Instance segmentation is similar to semantic segmentation in that identified objects will be demarcated using pixels. The difference is that in this case, the computer will categorize various instance classes. If you are taking an image of a car lot with several 2018 Porsche 911, Carrera cars, semantic segmentation will mark all the vehicles, but they may not appear different from each other.

However, with instance segmentation, the computer will distinguish between the differences between the different cars. So, if there are five different colored Porsches, you will be able to differentiate them. Instance segmentation will note all instances, such as overlapping objects, identifying their boundaries, different backgrounds, and their interrelation.

Object tracking

This is a fantastic development in computer vision. Object tracking refers to identifying and tracking moving images in a scene. Using object tracking, the computer can monitor the interaction between objects once they have been identified. Object tracking is a crucial part of self-driving cars because most objects aren't static on the road.

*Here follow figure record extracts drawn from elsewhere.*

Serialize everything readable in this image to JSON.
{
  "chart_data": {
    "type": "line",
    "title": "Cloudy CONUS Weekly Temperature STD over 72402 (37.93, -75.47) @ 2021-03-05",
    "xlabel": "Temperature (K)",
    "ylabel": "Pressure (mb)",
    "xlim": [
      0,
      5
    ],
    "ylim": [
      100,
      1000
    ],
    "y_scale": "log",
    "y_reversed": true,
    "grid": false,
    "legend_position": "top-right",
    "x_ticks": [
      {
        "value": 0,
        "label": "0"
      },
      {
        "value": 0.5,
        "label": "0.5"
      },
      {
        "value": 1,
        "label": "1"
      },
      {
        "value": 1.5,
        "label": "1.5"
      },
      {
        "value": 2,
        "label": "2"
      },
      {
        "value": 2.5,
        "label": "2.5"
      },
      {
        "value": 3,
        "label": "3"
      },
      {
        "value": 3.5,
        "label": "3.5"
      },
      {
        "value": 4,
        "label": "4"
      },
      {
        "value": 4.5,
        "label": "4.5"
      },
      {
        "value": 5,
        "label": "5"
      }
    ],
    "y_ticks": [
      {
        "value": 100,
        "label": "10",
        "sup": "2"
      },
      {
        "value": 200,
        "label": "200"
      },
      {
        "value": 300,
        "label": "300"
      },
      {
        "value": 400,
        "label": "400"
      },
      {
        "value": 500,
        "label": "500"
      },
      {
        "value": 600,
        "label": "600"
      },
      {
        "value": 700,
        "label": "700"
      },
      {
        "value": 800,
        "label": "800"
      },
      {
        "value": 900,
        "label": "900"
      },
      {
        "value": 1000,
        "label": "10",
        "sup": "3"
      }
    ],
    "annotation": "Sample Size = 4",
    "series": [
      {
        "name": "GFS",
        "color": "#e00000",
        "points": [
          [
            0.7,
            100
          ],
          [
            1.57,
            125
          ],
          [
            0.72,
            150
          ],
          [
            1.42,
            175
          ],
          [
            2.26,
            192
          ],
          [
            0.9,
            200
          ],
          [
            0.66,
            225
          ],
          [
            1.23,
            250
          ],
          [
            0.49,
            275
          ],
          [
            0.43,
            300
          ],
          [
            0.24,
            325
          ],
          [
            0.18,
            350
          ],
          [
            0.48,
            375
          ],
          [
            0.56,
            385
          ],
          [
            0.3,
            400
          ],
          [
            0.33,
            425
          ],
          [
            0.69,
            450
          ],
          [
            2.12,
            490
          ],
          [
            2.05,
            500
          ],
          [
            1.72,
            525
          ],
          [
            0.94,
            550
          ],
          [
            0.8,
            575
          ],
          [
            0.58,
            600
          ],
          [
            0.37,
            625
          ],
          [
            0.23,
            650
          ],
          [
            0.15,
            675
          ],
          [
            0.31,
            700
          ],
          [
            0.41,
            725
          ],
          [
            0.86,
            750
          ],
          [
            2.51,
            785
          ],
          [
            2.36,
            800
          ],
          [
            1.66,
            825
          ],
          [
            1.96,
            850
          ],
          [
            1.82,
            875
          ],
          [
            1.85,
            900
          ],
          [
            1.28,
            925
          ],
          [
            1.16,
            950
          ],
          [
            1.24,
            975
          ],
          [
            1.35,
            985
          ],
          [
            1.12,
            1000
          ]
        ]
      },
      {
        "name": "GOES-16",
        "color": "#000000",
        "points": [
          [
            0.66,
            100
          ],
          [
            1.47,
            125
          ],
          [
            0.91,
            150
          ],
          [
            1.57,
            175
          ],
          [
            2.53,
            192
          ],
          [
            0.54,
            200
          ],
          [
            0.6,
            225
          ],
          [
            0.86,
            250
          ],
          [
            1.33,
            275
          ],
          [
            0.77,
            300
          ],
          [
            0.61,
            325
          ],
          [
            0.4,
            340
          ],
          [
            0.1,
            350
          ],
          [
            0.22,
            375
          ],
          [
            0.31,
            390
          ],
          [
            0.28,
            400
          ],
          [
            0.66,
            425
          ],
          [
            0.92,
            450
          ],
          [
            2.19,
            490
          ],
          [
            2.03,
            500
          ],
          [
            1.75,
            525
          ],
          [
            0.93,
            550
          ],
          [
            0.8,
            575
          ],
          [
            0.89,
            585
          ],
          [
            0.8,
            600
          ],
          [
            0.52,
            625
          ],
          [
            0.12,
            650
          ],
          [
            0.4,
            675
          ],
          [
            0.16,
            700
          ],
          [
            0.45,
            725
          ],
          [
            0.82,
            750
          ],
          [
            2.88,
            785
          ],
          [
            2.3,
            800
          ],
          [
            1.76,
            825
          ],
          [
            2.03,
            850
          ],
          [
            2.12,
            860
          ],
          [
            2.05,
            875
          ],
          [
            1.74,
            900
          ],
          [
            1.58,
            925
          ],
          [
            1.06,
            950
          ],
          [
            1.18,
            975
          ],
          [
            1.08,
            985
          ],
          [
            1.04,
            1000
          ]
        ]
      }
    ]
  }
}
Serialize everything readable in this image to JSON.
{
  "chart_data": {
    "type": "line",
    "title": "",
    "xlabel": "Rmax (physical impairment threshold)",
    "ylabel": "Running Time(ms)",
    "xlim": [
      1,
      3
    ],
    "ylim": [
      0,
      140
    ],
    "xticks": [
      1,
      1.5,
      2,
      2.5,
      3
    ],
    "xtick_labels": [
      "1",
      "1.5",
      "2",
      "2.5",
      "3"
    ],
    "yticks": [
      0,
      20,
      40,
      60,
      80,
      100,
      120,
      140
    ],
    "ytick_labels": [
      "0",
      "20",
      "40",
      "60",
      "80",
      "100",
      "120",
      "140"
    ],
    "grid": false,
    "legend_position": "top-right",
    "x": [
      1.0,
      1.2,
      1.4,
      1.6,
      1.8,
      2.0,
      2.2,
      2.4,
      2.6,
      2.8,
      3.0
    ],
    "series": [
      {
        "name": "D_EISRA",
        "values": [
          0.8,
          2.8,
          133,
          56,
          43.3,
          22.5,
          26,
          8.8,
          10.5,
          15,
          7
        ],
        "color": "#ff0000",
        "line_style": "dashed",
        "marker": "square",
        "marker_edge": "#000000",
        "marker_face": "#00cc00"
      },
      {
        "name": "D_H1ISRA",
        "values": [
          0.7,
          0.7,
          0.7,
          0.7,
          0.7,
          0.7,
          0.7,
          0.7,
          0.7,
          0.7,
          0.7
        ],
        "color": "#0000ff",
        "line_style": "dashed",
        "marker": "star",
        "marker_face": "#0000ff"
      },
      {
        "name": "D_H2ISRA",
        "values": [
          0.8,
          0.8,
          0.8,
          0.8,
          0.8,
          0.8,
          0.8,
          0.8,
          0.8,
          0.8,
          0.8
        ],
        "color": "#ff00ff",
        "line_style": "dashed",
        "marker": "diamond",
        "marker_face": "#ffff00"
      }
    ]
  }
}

Object tracking applies segmentation in that it finds the boundaries of the objects on or around the road. However, since these objects are moving (in relation to you), the boundaries are continually changing, and object tracking monitors how these boundaries are changing. For example, suppose you are back in the self-driving car, and a cyclist is trying to overtake you. In that case, the vehicle will use the various cameras it has to spot him or her and navigate the situation correctly so that you can pass each other safely.

Thanks to how much information, in the form of images, people upload to the internet every day, computer vision techniques are becoming progressively accurate with time. The applications of this technology will have a significant impact on humanity. One can only wait and see what it will be applied to.